Something odd happened at the Guardian on Monday as the paper’s editorial staff were basking in the glow of their just-published splash about the Panama papers. They were understandably excited, having sat on the revelations for months, and were about to put flesh on the bones of the stories that had broken on Sunday evening about the elaborate tax-avoidance schemes of assorted Tory bigwigs. The Guardian was one of 107 media organisations that had been secretly going through the cache of 11.5 million documents stolen from the Panamanian law firm Mossack Fonseca last August and these were the golden nuggets: disclosures guaranteed to cause the government maximum embarrassment and — an added bonus — give a much-needed boost to Jeremy Corbyn. With a bit of luck, the paper’s associate editor Seumas Milne, who is widely disliked on the editorial floor, would remain on secondment to the Labour leader’s office for some time to come.
But even allowing for all that, what happened next was still perplexing. They gave themselves a round of applause. That’s right, the Guardian’s editorial staff put down their cups of fair-trade coffee and started clapping. In their eyes, these revelations about the use of offshore tax shelters by various grandees were a cause for self-congratulation.

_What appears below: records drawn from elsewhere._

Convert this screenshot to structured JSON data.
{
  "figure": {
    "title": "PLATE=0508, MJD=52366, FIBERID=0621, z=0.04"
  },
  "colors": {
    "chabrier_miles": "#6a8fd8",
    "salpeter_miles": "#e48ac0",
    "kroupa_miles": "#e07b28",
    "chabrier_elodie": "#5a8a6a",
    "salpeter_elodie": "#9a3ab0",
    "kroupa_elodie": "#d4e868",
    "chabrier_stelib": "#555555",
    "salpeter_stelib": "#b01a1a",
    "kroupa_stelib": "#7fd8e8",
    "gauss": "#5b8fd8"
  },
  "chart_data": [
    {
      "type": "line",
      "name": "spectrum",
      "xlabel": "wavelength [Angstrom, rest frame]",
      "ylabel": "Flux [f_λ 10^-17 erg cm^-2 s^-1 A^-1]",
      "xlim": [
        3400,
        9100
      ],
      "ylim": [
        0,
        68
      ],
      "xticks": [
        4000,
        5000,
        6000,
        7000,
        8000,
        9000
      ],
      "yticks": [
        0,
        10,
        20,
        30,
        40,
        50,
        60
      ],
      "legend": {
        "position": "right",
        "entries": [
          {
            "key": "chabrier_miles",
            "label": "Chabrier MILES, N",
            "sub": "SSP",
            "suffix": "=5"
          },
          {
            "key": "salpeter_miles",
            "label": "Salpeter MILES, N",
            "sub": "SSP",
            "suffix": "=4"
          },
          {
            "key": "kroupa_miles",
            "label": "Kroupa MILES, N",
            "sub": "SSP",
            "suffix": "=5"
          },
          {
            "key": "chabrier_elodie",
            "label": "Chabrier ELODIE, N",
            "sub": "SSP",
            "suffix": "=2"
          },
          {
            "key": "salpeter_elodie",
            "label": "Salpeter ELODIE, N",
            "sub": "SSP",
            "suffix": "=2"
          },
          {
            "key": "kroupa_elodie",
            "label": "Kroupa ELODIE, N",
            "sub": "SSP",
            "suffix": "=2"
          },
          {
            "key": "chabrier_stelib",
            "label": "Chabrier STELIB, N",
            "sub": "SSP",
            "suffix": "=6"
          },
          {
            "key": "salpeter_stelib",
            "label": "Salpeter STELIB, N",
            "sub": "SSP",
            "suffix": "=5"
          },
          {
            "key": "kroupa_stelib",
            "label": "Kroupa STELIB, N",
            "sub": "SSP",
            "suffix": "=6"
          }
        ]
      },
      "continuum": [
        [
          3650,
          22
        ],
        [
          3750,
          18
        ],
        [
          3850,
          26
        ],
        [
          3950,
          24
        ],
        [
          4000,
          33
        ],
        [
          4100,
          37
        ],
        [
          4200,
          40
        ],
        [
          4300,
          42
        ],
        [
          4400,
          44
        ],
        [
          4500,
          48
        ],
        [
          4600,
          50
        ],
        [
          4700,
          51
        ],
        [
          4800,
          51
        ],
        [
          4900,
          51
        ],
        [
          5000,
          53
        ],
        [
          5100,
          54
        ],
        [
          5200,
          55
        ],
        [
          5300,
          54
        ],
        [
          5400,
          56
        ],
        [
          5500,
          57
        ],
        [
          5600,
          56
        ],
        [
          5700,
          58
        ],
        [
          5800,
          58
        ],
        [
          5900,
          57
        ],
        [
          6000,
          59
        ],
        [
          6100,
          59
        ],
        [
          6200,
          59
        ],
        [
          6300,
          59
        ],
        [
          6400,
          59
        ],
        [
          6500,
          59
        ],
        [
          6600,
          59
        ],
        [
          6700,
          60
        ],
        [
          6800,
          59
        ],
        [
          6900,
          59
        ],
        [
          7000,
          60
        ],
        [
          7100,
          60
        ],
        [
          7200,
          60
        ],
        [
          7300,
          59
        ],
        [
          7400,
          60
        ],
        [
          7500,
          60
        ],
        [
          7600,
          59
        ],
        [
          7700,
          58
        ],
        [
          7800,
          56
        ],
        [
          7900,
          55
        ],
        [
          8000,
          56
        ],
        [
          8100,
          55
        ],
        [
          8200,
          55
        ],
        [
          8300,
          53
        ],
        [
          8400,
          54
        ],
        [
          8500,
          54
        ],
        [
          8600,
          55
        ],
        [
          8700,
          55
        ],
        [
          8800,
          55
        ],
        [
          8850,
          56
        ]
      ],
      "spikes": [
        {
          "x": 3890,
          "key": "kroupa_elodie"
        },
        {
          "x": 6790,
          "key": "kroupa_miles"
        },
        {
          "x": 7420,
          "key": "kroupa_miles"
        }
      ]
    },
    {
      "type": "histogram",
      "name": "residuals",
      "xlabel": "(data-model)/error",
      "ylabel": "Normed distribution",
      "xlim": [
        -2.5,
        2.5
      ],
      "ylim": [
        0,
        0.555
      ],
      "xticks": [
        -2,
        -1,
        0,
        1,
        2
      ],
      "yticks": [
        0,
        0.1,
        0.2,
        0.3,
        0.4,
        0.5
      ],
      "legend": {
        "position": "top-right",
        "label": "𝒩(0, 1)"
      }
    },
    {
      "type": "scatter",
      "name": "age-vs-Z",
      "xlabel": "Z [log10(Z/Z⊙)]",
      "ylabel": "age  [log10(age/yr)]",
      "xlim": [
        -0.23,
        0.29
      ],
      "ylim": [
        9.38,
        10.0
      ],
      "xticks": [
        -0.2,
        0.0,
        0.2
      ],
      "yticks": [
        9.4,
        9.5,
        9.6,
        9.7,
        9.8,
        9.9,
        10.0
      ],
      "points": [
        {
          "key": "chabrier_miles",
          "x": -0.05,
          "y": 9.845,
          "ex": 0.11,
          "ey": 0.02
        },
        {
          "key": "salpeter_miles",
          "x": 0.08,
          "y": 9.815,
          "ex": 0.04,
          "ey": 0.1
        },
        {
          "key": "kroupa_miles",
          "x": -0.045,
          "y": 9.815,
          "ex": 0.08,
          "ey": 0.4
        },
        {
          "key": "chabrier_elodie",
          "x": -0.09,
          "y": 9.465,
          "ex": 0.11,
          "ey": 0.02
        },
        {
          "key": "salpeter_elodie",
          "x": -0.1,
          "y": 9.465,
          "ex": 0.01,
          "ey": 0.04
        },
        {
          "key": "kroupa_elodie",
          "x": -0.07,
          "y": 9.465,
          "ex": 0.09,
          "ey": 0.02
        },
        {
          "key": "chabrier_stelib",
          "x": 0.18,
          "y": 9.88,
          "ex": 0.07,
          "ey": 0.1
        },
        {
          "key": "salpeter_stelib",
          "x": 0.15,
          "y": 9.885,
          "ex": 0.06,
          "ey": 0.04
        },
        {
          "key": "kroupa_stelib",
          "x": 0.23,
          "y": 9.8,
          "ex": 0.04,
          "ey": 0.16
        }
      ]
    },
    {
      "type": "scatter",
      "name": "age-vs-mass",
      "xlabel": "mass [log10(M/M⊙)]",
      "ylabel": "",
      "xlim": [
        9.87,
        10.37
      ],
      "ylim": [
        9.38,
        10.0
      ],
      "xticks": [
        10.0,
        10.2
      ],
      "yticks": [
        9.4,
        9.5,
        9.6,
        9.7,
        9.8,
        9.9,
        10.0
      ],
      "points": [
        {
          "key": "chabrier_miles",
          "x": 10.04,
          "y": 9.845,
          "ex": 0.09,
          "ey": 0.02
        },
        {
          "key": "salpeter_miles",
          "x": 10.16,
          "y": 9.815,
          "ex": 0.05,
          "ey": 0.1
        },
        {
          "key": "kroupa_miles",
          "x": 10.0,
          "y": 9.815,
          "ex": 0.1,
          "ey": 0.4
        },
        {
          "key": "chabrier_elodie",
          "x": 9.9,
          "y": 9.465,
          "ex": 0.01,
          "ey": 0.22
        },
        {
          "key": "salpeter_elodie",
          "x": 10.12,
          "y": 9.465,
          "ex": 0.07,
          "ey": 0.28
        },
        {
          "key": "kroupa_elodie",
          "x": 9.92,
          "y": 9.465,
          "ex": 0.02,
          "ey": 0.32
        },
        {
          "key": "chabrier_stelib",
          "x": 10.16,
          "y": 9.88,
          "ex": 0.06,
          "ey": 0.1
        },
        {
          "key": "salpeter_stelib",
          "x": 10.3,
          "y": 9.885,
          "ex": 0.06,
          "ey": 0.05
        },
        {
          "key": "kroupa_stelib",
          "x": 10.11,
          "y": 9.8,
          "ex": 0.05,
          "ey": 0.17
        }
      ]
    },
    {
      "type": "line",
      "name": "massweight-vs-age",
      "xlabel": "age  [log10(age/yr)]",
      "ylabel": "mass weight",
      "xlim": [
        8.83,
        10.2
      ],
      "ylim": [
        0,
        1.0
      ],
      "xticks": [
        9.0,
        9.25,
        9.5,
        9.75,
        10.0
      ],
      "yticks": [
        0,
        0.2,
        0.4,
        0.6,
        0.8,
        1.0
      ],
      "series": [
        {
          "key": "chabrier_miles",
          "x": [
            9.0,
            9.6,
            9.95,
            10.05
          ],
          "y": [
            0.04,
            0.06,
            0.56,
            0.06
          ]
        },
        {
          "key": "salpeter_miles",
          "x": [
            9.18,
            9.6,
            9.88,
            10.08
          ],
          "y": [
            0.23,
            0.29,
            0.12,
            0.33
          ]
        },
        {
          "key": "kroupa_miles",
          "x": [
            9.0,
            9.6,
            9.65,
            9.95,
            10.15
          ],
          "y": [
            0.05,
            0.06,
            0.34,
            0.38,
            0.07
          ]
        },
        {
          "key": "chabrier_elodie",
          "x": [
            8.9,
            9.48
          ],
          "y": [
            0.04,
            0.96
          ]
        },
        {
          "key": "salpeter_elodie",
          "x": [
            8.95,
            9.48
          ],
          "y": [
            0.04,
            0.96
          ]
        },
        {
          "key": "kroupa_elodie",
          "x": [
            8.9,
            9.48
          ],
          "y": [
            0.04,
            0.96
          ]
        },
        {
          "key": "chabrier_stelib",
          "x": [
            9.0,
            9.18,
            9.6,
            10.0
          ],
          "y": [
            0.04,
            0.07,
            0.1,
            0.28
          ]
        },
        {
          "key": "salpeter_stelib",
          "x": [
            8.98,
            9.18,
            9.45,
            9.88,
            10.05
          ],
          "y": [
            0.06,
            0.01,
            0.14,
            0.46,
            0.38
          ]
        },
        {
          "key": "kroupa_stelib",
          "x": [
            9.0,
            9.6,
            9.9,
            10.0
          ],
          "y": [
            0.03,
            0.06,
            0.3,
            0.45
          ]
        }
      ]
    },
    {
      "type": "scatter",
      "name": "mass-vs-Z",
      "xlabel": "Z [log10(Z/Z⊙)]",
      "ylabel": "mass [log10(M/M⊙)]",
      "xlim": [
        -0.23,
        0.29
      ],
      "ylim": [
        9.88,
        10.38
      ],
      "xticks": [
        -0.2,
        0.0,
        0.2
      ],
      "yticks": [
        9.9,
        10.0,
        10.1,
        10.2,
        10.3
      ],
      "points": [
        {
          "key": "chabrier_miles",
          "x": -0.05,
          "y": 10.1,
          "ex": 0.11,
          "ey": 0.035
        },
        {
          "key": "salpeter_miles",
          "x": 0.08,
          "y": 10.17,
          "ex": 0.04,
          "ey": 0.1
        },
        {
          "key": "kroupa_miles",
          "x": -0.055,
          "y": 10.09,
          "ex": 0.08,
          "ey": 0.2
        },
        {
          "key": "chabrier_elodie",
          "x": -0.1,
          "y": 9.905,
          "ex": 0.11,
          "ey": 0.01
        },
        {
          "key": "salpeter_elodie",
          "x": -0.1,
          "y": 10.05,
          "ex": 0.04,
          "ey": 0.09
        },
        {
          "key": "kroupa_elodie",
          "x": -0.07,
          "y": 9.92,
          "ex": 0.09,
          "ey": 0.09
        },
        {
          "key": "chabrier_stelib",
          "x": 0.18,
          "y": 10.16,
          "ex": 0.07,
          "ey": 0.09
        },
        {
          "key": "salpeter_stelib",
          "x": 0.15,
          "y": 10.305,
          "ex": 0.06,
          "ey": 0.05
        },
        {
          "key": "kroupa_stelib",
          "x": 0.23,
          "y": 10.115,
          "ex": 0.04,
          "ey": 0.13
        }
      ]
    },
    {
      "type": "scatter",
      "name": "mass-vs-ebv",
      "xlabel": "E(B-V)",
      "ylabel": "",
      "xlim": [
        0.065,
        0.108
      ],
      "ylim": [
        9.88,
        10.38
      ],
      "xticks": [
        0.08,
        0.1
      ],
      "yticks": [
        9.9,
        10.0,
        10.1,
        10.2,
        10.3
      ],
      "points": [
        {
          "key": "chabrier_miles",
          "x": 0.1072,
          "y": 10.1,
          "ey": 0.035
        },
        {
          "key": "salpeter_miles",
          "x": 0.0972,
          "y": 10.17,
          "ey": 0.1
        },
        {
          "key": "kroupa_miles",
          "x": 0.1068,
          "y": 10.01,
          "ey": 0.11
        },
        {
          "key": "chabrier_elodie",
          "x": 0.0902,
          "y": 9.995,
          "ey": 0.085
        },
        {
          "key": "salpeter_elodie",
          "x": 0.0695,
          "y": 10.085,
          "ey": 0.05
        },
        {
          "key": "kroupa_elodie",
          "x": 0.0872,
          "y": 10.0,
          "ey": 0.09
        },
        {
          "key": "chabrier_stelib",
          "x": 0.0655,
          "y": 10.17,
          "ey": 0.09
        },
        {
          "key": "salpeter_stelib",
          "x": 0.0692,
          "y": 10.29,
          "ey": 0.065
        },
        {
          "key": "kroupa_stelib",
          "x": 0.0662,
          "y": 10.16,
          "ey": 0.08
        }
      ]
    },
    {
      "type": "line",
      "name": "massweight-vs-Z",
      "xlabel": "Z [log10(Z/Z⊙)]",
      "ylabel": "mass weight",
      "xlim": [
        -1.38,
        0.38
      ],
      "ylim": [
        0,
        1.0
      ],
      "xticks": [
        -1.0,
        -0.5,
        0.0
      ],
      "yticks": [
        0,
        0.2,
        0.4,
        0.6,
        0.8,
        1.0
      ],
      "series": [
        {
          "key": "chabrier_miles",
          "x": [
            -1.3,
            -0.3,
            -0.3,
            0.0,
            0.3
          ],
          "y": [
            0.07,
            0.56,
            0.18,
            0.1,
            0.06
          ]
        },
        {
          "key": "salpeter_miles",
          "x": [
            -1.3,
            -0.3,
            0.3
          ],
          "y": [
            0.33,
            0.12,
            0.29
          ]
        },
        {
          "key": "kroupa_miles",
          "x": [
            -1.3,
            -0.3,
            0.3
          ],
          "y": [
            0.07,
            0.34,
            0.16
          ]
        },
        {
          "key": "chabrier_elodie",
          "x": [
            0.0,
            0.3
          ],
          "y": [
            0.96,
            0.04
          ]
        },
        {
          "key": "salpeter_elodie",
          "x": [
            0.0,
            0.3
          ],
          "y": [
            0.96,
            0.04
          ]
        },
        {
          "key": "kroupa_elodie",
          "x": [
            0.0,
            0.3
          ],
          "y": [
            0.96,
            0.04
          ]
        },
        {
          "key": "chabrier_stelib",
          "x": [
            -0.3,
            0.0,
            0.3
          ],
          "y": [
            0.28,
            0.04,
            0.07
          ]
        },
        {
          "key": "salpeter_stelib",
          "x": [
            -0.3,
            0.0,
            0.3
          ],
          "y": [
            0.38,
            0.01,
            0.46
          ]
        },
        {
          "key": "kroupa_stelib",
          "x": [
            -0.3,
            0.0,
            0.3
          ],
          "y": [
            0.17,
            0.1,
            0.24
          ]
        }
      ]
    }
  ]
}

Now, I can think of three possible explanations. First, they either didn’t know or had forgotten about the Guardian Media Group’s use of a tax-exempt shell company in the Cayman Islands to avoid paying corporation tax when it sold its 50 per cent holding in Auto Trader to Apax Partners in 2008 (hat tip to Guido Fawkes). Further, they were similarly ignorant about the hundreds of millions GMG has invested in offshore hedge funds over the years. But that seems unlikely. After all, right-wing hacks like me lose no opportunity to draw attention to the paper’s creative tax affairs, particularly when confronted with self-righteous columnists like Owen Jones and Polly Toynbee wagging their fingers at Vodafone and Starbucks for avoiding paying their ‘fair share’.

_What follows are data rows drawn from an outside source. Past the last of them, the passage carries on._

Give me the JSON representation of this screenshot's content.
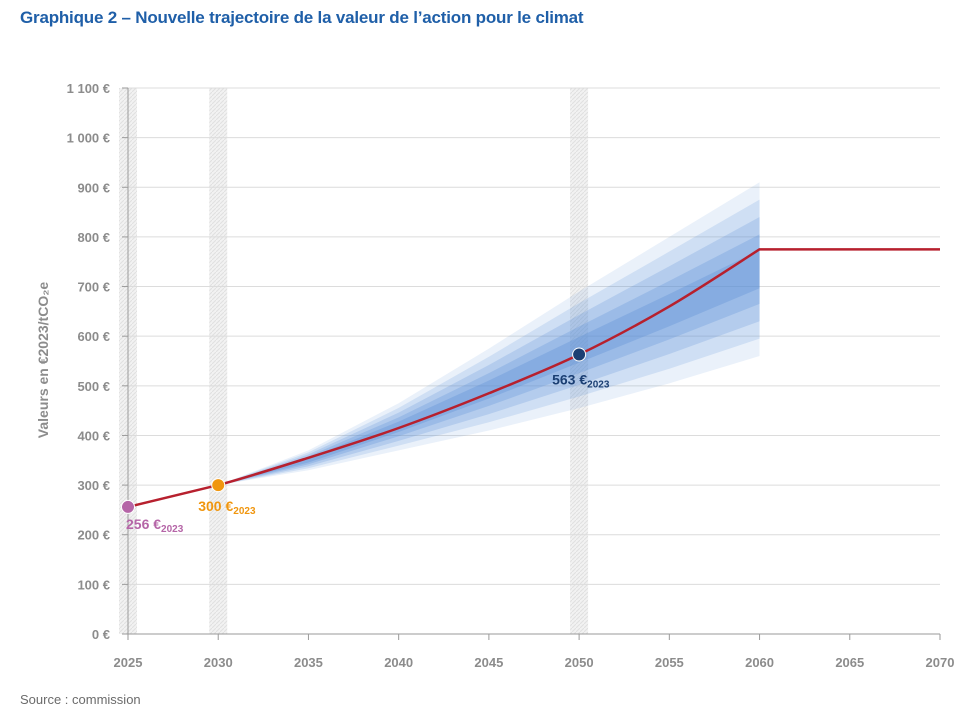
{
  "title": "Graphique 2 – Nouvelle trajectoire de la valeur de l’action pour le climat",
  "source": "Source : commission",
  "colors": {
    "trajectory": "#b7202e",
    "band": "#5b8fd6",
    "point_2025": "#b565a7",
    "point_2030": "#f0960f",
    "point_2050": "#1b3f73",
    "grid": "#dcdcdc",
    "axis_text": "#8c8c8c"
  },
  "chart_data": {
    "type": "line",
    "title": "Graphique 2 – Nouvelle trajectoire de la valeur de l’action pour le climat",
    "ylabel": "Valeurs en €2023/tCO₂e",
    "xlabel": "",
    "xlim": [
      2025,
      2070
    ],
    "ylim": [
      0,
      1100
    ],
    "x_ticks": [
      "2025",
      "2030",
      "2035",
      "2040",
      "2045",
      "2050",
      "2055",
      "2060",
      "2065",
      "2070"
    ],
    "y_ticks": [
      "0 €",
      "100 €",
      "200 €",
      "300 €",
      "400 €",
      "500 €",
      "600 €",
      "700 €",
      "800 €",
      "900 €",
      "1 000 €",
      "1 100 €"
    ],
    "grid": true,
    "highlighted_years": [
      2025,
      2030,
      2050
    ],
    "series": [
      {
        "x": [
          2025,
          2030,
          2035,
          2040,
          2045,
          2050,
          2055,
          2060,
          2065,
          2070
        ],
        "values": [
          256,
          300,
          355,
          415,
          485,
          563,
          660,
          775,
          775,
          775
        ]
      }
    ],
    "uncertainty_band": {
      "x": [
        2030,
        2035,
        2040,
        2045,
        2050,
        2055,
        2060
      ],
      "low": [
        300,
        330,
        370,
        410,
        455,
        505,
        560
      ],
      "high": [
        300,
        370,
        465,
        575,
        690,
        800,
        910
      ]
    },
    "annotations": [
      {
        "x": 2025,
        "y": 256,
        "label": "256 €",
        "sub": "2023",
        "color": "#b565a7"
      },
      {
        "x": 2030,
        "y": 300,
        "label": "300 €",
        "sub": "2023",
        "color": "#f0960f"
      },
      {
        "x": 2050,
        "y": 563,
        "label": "563 €",
        "sub": "2023",
        "color": "#1b3f73"
      }
    ]
  }
}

A second possibility — and, admittedly, this is farfetched — is that the paper’s hacks have actually read and been convinced by the former editor Alan Rusbridger’s long, rambling explanation of why the directors of GMG aren’t tax-dodgers after all. In his 2,000-word essay on the subject, published three years after the allegations were first put to him (so much for transparency!), he claims it was perfectly right and proper that GMG didn’t pay a single penny in corporation tax on its £302 million profit from that sale. Insofar as I understand it (and I’ve read it three times) the gist of Rusbridger’s argument is that GMG’s tax affairs are all fine and dandy because they’re perfectly legal. Hmm. Couldn’t exactly the same defence be made of the Tory bigwigs?
No, the correct explanation, I believe, is that the paper’s hacks were applauding the sheer brazenness of their hypocrisy. This wasn’t common-or-garden two-facedness, like attacking the government’s decision to give council-flat tenants the opportunity to own their homes while owning two or three yourself. Or pouring scorn on free-school founders desperately seeking an alternative to sink comprehensives while sending your own kids to a top public school. No, this was hypocrisy on an audacious scale.

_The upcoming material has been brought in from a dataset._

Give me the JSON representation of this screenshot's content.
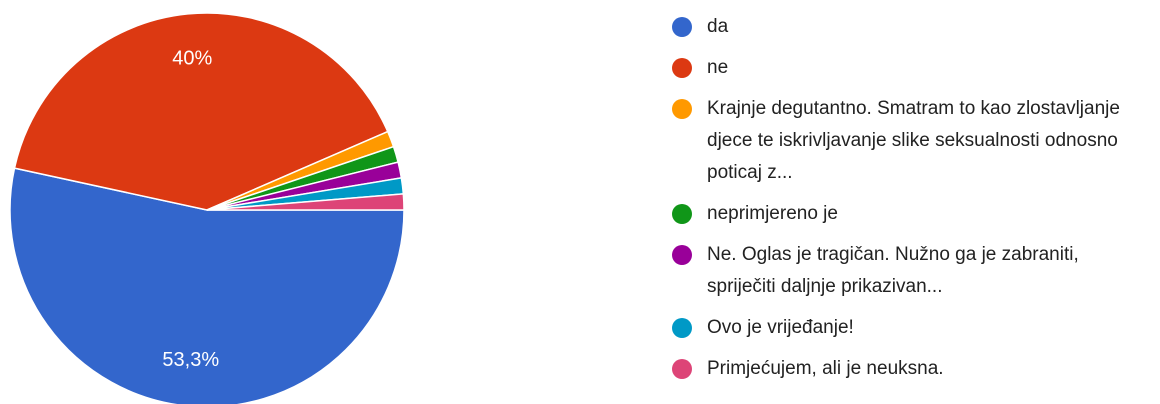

When those Guardian journalists thought about the Panama stories, they must have experienced the thrill felt by the televangelist Jimmy Swaggart as he railed against adultery from his pulpit having just slept with a New Orleans prostitute.
Even more deliciously, the charge they level at the Prime Minister — financially benefiting from a tax arrangement he had nothing to do with — is one they were all guilty of themselves. After all, the Guardian would have long gone out of business without the financial fleet-footedness of GMG’s directors. And on top of that, the icing on the cake, they were holding a leading politician responsible for the alleged sins of his father, something many of them condemned in a fit of high dudgeon when the Daily Mail ran its story about Ralph Miliband in 2013. What larks! This was the hypocritical equivalent of a triple word score. In for a penny, in for a pound, and no tax payable on the winnings thanks to GMG’s fiendishly clever offshore tax arrangements.
On reflection, I’m amazed the Guardian hacks don’t give themselves a round of applause every morning.